温度は極めて重要です。4°Cで細胞溶解を行ってください。サンプルを氷冷し、氷冷したバッファーを使用します。

ChIPのヒント2: 不十分/過剰な架橋

架橋時間とホルムアルデヒド濃度の両方が重要です。

以下の点に注意してください: パラホルムアルデヒドを使用するときは、必ず新たに調製されたものを使用してください(最終濃度1%〜1.5%)。

  • 架橋が不十分な場合、タンパク質DNA複合体の分離が妨げられ、収率が低下することがあります。

  • 過剰な架橋は、抗体結合に重要なエピトープ部位をマスクし、クロマチン剪断を妨げ、タンパク質-DNA複合体の正常な脱架橋を阻害することがあります。

ChIPのヒント3: クロマチン剪断および超音波処理

  • 組織懸濁液中の大きな断片は回避します。

  • カットチップ付きピペットはより良好な均質化に適しています。

  • ソニケーターのプローブがチューブの壁に接触していないことを確認します。

  • 超音波処理のステップ数を増やします。しかし、各ステップの時間(または出力)を増やすことは避けてください。サンプルが過熱し、抗原性の喪失につながる可能性があります。

  • ソニケーターに氷を加え、サンプルの過熱を防ぎます。

  • できれば、クロマチンを500 bp未満のフラグメントサイズまで超音波処理しないでください(サイズ検査ステップを実施します)。

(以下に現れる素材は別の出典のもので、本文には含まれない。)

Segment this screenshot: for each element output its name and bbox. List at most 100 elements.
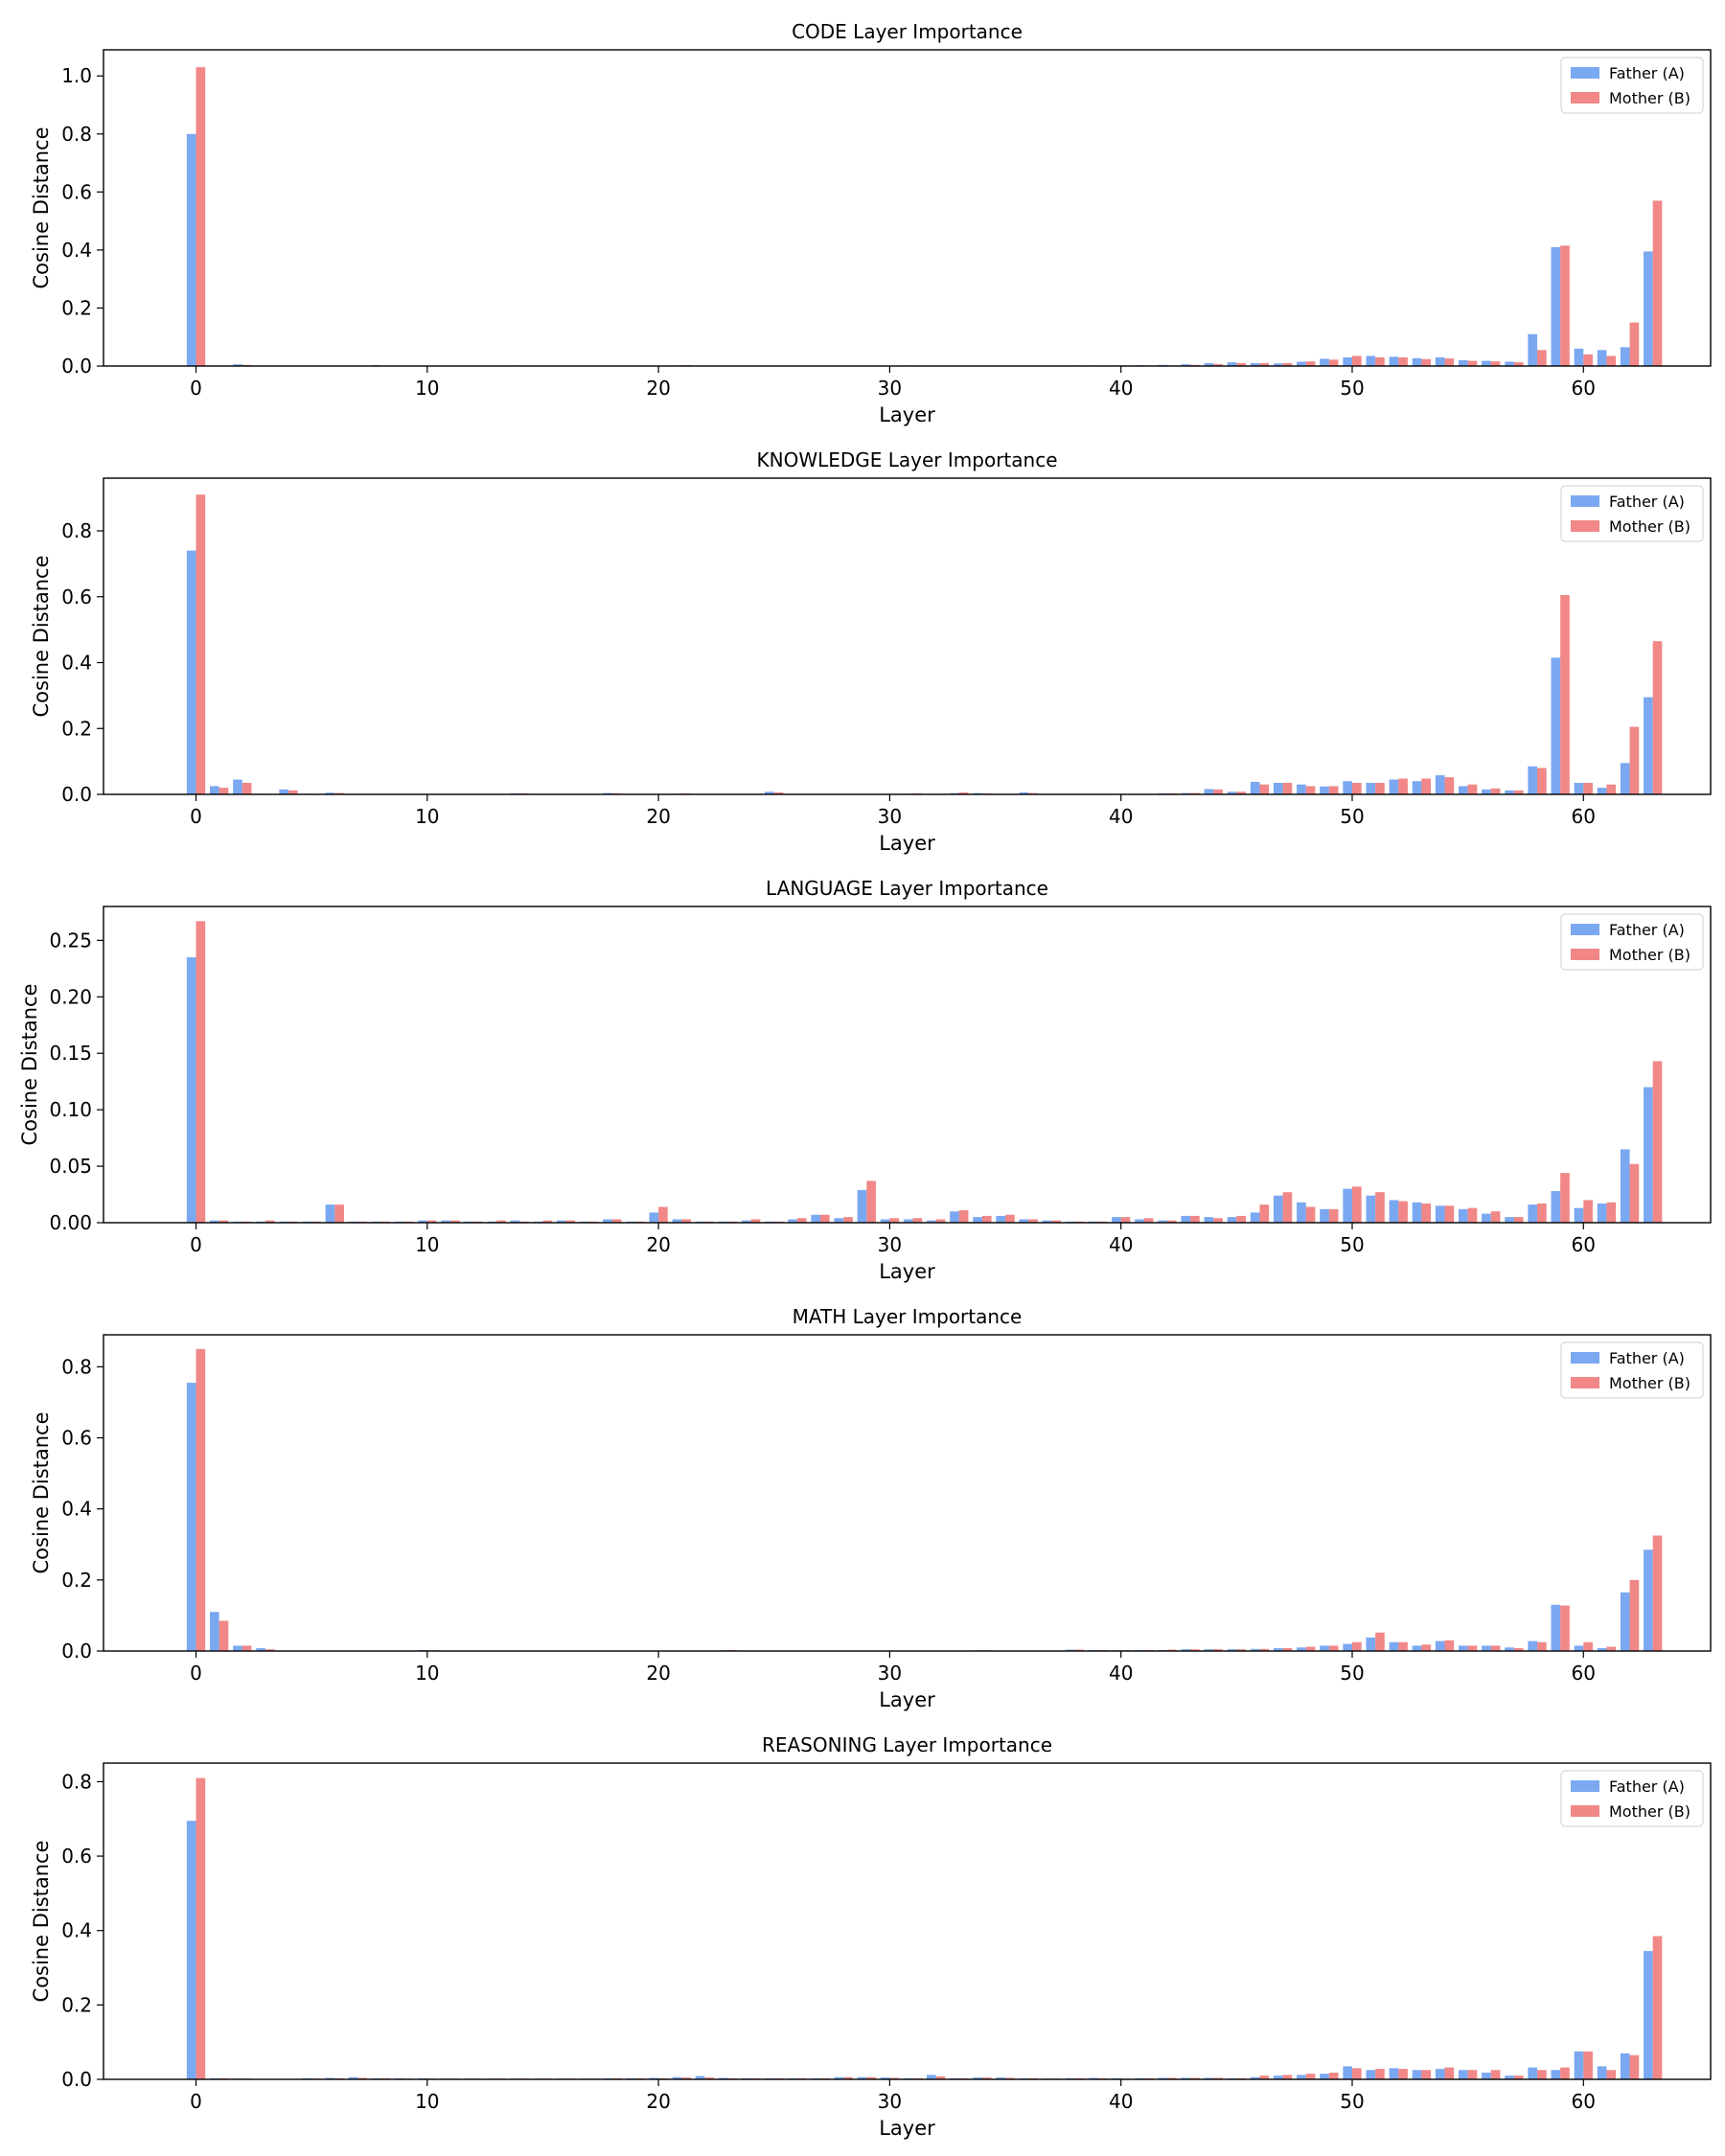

  • 以下の点に注意してください:細胞の種類が異なれば、最適なDNA断片化も異なる可能性があります。DNA断片化が最適となる適切な超音波処理時間を決定してください。

  • サンプルを入れることを忘れないでください。

ChIPのヒント4: ビーズおよび一次抗体の選択

IP画分は、希釈および事前のChIP画分を表します。これは、目的抗体またはコントロール抗体が関与する免疫沈降ステップに使用されます。

ビーズに関する注記:

  • ピペッティングする前に、常にボルテックスによってビーズを完全に再懸濁します。

  • 常に4°Cで保管し、決してビーズが乾かないようにします。

  • 抗体のサブクラスがタンパク質A/Gと適合性があることを確認します。

抗体に関する注記:

目的の抗体がChIPで検証されていることを確認します。(抗体の特異性は、IP後にウエスタンブロットで確認することができます。)

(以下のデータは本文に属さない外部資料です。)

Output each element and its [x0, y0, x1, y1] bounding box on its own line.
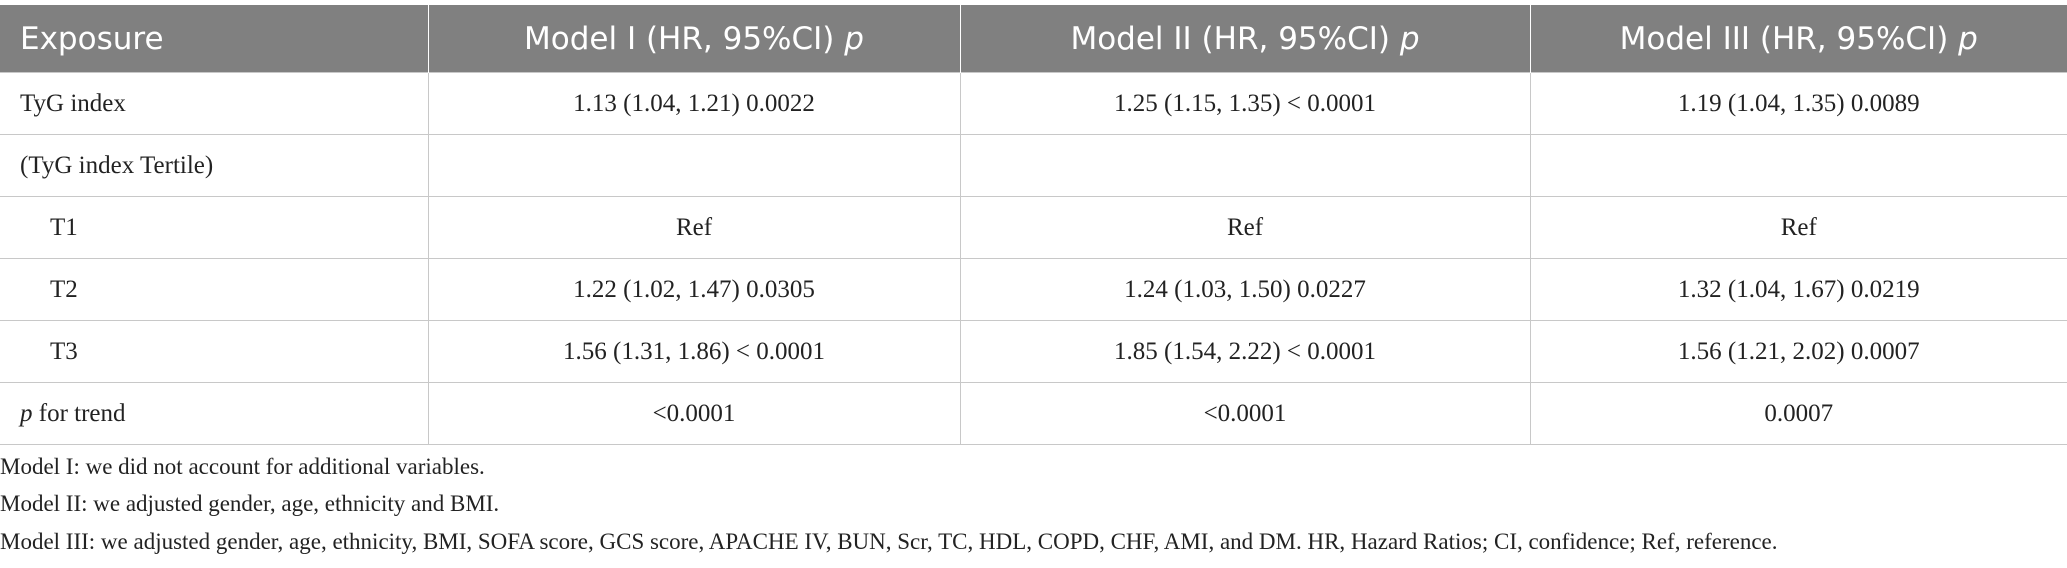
cell: Ref [427, 196, 961, 259]
cell: 1.22 (1.02, 1.47) 0.0305 [427, 258, 961, 321]
header-row: Exposure Model I (HR, 95%CI) p Model II … [0, 5, 2067, 73]
cell: 1.85 (1.54, 2.22) < 0.0001 [959, 320, 1531, 383]
footnote: Model II: we adjusted gender, age, ethni… [0, 491, 500, 516]
header-cell: Model II (HR, 95%CI) p [959, 5, 1530, 73]
header-text: Model I (HR, 95%CI) [524, 20, 835, 57]
header-italic: p [844, 20, 864, 57]
cell-italic: p [20, 399, 33, 427]
header-text: Exposure [20, 20, 164, 57]
header-text: Model II (HR, 95%CI) [1070, 20, 1390, 57]
cell-text: for trend [38, 399, 126, 427]
cell: 1.24 (1.03, 1.50) 0.0227 [959, 258, 1531, 321]
row: T3 1.56 (1.31, 1.86) < 0.0001 1.85 (1.54, … [0, 320, 2067, 383]
cell: 1.13 (1.04, 1.21) 0.0022 [427, 72, 961, 135]
cell: Ref [1529, 196, 2067, 259]
cell: 1.56 (1.31, 1.86) < 0.0001 [427, 320, 961, 383]
cell: 1.25 (1.15, 1.35) < 0.0001 [959, 72, 1531, 135]
row: T1 Ref Ref Ref [0, 196, 2067, 259]
cell: 0.0007 [1529, 382, 2067, 445]
row: p for trend <0.0001 <0.0001 0.0007 [0, 382, 2067, 445]
header-italic: p [1958, 20, 1978, 57]
header-cell: Model I (HR, 95%CI) p [427, 5, 960, 73]
cell [427, 134, 961, 197]
cell: 1.56 (1.21, 2.02) 0.0007 [1529, 320, 2067, 383]
footnote: Model III: we adjusted gender, age, ethn… [0, 529, 1778, 554]
header-text: Model III (HR, 95%CI) [1619, 20, 1949, 57]
header-italic: p [1399, 20, 1420, 57]
cell: T2 [0, 258, 429, 321]
header-cell: Model III (HR, 95%CI) p [1529, 5, 2067, 73]
cell [959, 134, 1531, 197]
cell: <0.0001 [427, 382, 961, 445]
row: T2 1.22 (1.02, 1.47) 0.0305 1.24 (1.03, 1.… [0, 258, 2067, 321]
cell: TyG index [0, 72, 429, 135]
cell [1529, 134, 2067, 197]
cell: 1.19 (1.04, 1.35) 0.0089 [1529, 72, 2067, 135]
cell: p for trend [0, 382, 429, 445]
row: TyG index 1.13 (1.04, 1.21) 0.0022 1.25 (1… [0, 72, 2067, 135]
cell: Ref [959, 196, 1531, 259]
cell: T1 [0, 196, 429, 259]
cell: 1.32 (1.04, 1.67) 0.0219 [1529, 258, 2067, 321]
cell: (TyG index Tertile) [0, 134, 429, 197]
cell: <0.0001 [959, 382, 1531, 445]
footnote: Model I: we did not account for addition… [0, 454, 485, 479]
results-table: Exposure Model I (HR, 95%CI) p Model II … [0, 5, 2067, 445]
row: (TyG index Tertile) [0, 134, 2067, 197]
header-cell: Exposure [0, 5, 428, 73]
cell: T3 [0, 320, 429, 383]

  • 抗体の量が不十分な場合、PCR分析を成功させるのに十分な材料が得られないことがあります。

  • 抗体が多すぎると、PCRのバックグラウンドが高くなることがあります。

抗体によっては、溶解物とのインキュベーションを短時間室温で行うことが可能な場合があります。しかし、一般に、4°Cでオーバーナイトインキュベートするとシグナルと特異性が高くなります。

以下の点に注意してください: 陰性ChIPコントロール

  • 抗体の生産に使用されたのと同じ種の非免疫IgGを、IPインキュベーション混合物中で使用します。

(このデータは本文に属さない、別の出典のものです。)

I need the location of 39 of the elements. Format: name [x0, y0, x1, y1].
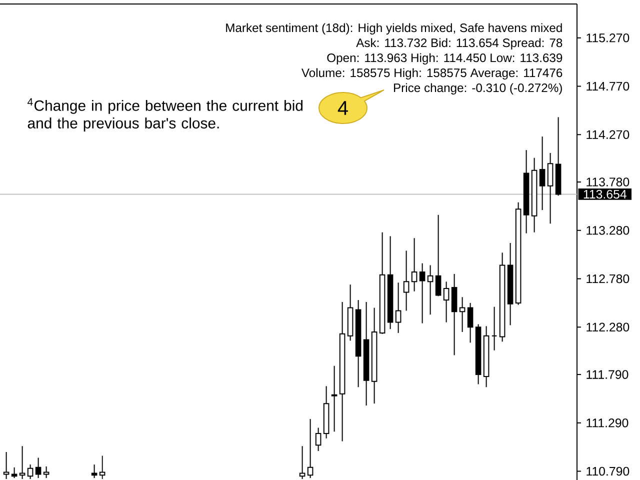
candlestick [35, 457, 42, 479]
y-tick-label: 114.270 [586, 130, 630, 139]
annotation: Volume: 158575 High: 158575 Average: 117476 [302, 68, 562, 80]
candlestick [467, 302, 474, 344]
candlestick [491, 306, 498, 351]
y-tick-label: 111.790 [586, 370, 628, 379]
candlestick [539, 136, 546, 211]
y-tick-label: 113.280 [586, 226, 630, 235]
annotation: 4 [338, 101, 348, 115]
candlestick [547, 152, 554, 224]
candlestick [443, 281, 450, 323]
y-tick-label: 110.790 [586, 466, 630, 476]
y-tick-label: 114.770 [586, 82, 630, 91]
candlestick [91, 464, 98, 479]
candlestick [19, 446, 26, 480]
y-tick-label: 113.780 [586, 178, 630, 186]
annotation: Open: 113.963 High: 114.450 Low: 113.639 [327, 53, 562, 65]
y-tick-label: 112.780 [586, 274, 630, 284]
candlestick [299, 446, 306, 480]
candlestick [331, 365, 338, 432]
candlestick [435, 214, 442, 297]
y-tick-label: 112.280 [586, 322, 630, 332]
annotation: $^{4}$Change in price between the current bid and the previous bar's close. [28, 98, 303, 132]
candlestick [419, 262, 426, 324]
candlestick [427, 264, 434, 316]
y-tick-label: 115.270 [586, 33, 630, 42]
candlestick [395, 282, 402, 334]
candlestick [403, 250, 410, 312]
candlestick [11, 466, 18, 479]
candlestick [27, 464, 34, 480]
candlestick [459, 296, 466, 332]
y-tick-label: 111.290 [586, 418, 628, 428]
candlestick [315, 427, 322, 452]
candlestick [307, 418, 314, 479]
annotation: Price change: -0.310 (-0.272%) [394, 83, 562, 95]
annotation: Ask: 113.732 Bid: 113.654 Spread: 78 [356, 38, 562, 50]
candlestick [411, 238, 418, 292]
annotation: Market sentiment (18d): High yields mixed, Safe havens mixed [226, 23, 562, 35]
ref-line-label: 113.654 [584, 190, 626, 199]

  • IP分画をビーズ(抗体コーティングなし)とインキュベートします。 

ChIPのヒント5: リバークロスリンクIPにおけるIP効率

通常、95°Cで15分間のインキュベーションで十分です。一部のサンプルは、​​65°Cで4時間以上のプロテイナーゼ K処理が必要です。

ChIPのヒント6: DNAの溶出と精製

  • 異なる洗浄バッファー(低塩濃度と高塩濃度バッファー、LiClバッファーとTEバッファー)を使用します。

  • 市販の精製カラムを使用している間、洗浄ステップ後にカラムが完全に乾燥していることを確認してください。水分が残っていると溶出が阻害されます。

  • 必ず溶出バッファーをシリカ膜上に直接置き、少なくとも1分間吸着させてください。

  • 原液から新しい溶液を調製し、汚染を防止します。

  • サンプルが弱いPCRシグナルを示す、またはDNAの増幅を示さない場合は、ヌクレオソームのない領域にまたがるPCR増幅領域のプライマー結果が不十分なためである可能性があります。

  • 以下の点に注意してください:異なるプライマー条件と希釈を使用して、ゲノムDNAのプライマーペアを試験してください。標準/インプットDNAの使用により、プライマーの有効性が決まります。

  • PCR反応に十分なDNAがあり、PCR条件が最適であることを確認してください。必要に応じて、PCR反応にDNAを追加するか、増幅サイクル数を増やします。

  • 複製間のばらつきを避けるために、すべてのサンプルに同量のタンパク質G/A-アガロースまたは磁気ビーズを添加します。ピペッティング中にビーズが十分に懸濁されていることを確認してください。

  • 陽性コントロールには生成物がありませんが、IP反応内に十分なクロマチンまたは抗体があることを確認してください。IPインキュベーション時間が最適化されていることを確認します。

  • タンパク質G/Aビーズからのクロマチンの溶出を完了します。65°Cで頻繁に混合して溶液中にビーズが懸濁した状態を保つと、溶出は最もよくなります(約10分間)。

ChIPのヒント7: 免疫沈降したDNAの分析(PCR増幅)

  • コンタミネーションを避けるために、ストックから新しいソリューションを準備します。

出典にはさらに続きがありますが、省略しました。